A long time ago two men were sharing the same vehicle; one was a world famous composer. His travelling companion was getting increasingly irritated with the breathy whistling which was being produced by his famous companion. Unable to stand it any longer he asked the composer to stop whistling as it was annoying him. The composer agreed but said that while his companion only heard whistling he was hearing a complete orchestra.
There is a particular hymn which has the same effect on me. While most people will hear just the organ or piano as they sing the words I hear a full brass band. The hymn is “Sweet is thy work my God my King” (MP 620) by Isaac Watts (1674 -1748) and the tune is Deep Harmony” by Handel Parker (1854 - 1928).

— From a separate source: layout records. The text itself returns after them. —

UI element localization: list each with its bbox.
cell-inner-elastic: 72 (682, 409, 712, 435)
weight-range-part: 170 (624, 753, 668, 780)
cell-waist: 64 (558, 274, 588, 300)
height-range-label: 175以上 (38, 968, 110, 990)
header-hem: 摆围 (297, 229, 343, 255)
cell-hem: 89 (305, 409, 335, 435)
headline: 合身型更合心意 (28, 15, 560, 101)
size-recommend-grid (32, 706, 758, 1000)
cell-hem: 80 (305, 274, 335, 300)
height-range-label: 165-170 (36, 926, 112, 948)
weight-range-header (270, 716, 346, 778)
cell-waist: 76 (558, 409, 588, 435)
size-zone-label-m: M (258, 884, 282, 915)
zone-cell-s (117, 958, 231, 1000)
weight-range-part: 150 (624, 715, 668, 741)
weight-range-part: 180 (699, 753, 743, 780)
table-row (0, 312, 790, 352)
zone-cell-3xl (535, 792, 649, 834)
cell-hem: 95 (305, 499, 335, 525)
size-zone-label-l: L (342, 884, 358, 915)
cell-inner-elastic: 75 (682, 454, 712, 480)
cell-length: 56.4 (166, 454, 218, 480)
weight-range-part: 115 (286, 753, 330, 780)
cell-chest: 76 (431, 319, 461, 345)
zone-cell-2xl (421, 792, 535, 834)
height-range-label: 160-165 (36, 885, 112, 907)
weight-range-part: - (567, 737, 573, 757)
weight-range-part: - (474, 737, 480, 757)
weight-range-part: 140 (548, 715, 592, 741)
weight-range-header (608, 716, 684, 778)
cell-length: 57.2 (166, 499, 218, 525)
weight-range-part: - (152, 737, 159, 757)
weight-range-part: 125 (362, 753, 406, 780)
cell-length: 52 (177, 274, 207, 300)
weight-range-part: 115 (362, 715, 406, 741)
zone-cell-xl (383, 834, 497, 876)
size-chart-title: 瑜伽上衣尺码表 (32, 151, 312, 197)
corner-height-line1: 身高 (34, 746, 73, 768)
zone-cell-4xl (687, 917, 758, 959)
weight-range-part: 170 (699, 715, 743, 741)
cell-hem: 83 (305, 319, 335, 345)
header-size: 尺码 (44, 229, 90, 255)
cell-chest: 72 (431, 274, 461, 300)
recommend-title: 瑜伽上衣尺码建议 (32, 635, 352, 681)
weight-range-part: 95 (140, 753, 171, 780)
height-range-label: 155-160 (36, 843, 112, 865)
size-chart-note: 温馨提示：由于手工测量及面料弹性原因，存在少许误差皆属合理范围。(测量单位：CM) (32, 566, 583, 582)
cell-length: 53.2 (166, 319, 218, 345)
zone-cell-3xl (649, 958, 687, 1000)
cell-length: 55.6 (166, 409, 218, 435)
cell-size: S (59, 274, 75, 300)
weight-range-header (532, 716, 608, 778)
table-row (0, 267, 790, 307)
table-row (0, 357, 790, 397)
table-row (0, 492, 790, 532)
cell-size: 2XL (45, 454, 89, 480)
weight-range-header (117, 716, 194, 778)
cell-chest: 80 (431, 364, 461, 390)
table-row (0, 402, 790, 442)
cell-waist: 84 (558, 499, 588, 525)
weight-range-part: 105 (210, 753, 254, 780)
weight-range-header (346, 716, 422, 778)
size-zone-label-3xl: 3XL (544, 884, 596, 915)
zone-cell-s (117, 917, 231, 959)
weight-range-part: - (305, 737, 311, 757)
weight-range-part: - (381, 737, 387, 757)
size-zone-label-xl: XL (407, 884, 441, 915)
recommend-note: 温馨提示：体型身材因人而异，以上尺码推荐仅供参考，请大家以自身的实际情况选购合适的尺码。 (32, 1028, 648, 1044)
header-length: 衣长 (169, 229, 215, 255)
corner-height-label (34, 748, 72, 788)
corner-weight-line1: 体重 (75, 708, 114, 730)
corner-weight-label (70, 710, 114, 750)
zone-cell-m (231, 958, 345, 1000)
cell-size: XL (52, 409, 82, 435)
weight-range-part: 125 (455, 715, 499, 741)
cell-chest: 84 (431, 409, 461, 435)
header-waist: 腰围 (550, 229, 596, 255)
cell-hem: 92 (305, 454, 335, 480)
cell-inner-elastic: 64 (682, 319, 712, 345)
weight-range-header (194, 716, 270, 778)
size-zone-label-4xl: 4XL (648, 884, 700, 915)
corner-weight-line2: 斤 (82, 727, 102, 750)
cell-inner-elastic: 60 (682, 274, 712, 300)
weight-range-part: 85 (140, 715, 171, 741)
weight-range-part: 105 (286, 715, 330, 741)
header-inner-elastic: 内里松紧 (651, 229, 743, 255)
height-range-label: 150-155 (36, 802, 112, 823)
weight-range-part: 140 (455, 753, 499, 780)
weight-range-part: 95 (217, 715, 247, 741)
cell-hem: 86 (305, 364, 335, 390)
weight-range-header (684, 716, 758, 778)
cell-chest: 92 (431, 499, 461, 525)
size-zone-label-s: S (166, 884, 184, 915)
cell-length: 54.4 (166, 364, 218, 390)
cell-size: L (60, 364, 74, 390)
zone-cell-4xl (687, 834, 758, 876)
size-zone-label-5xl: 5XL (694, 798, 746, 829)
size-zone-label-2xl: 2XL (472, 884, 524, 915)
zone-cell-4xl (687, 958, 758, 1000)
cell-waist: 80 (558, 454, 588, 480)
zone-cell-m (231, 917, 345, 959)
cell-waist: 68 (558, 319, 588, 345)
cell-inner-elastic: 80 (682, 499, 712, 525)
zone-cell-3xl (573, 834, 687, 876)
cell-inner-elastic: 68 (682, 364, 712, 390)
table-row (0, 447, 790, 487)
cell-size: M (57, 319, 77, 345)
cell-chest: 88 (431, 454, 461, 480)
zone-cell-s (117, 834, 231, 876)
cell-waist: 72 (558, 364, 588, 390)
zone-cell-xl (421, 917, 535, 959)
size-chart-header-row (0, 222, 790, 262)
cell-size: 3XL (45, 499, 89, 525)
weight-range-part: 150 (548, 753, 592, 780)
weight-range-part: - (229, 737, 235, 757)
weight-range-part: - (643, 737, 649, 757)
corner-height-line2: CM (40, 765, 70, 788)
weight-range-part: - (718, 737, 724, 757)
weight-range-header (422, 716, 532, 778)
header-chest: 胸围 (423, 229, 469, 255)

The hymn is not sung very often as it tends to be slow and ponderous and its words more suited to funerals since the second verse starts with the words “Sweet is the day of sacred rest, no mortal cares disturb my breast;” I suspect that, although the hymn was written by one of the most prolific hymn writers Isaac Watts, it is really the tune which is considered to be more important.
The tune Deep Harmony is used as a competition piece by brass bands and is also a staple piece for the Salvation Army. It was also used by the band which used to accompany my Sunday school as we paraded around the village prior to our Sunday school anniversary. Consequently it is not the famous brass bands I hear but the one local to our chapel.
Yet if you take time to read the hymn you will find a set of words in which Watts invests personal spirituality as he does in many of his hymns for example, one of his most famous hymns “When I survey the wondrous Cross” (MP 755)
If you have time try to read the words and think of their meaning.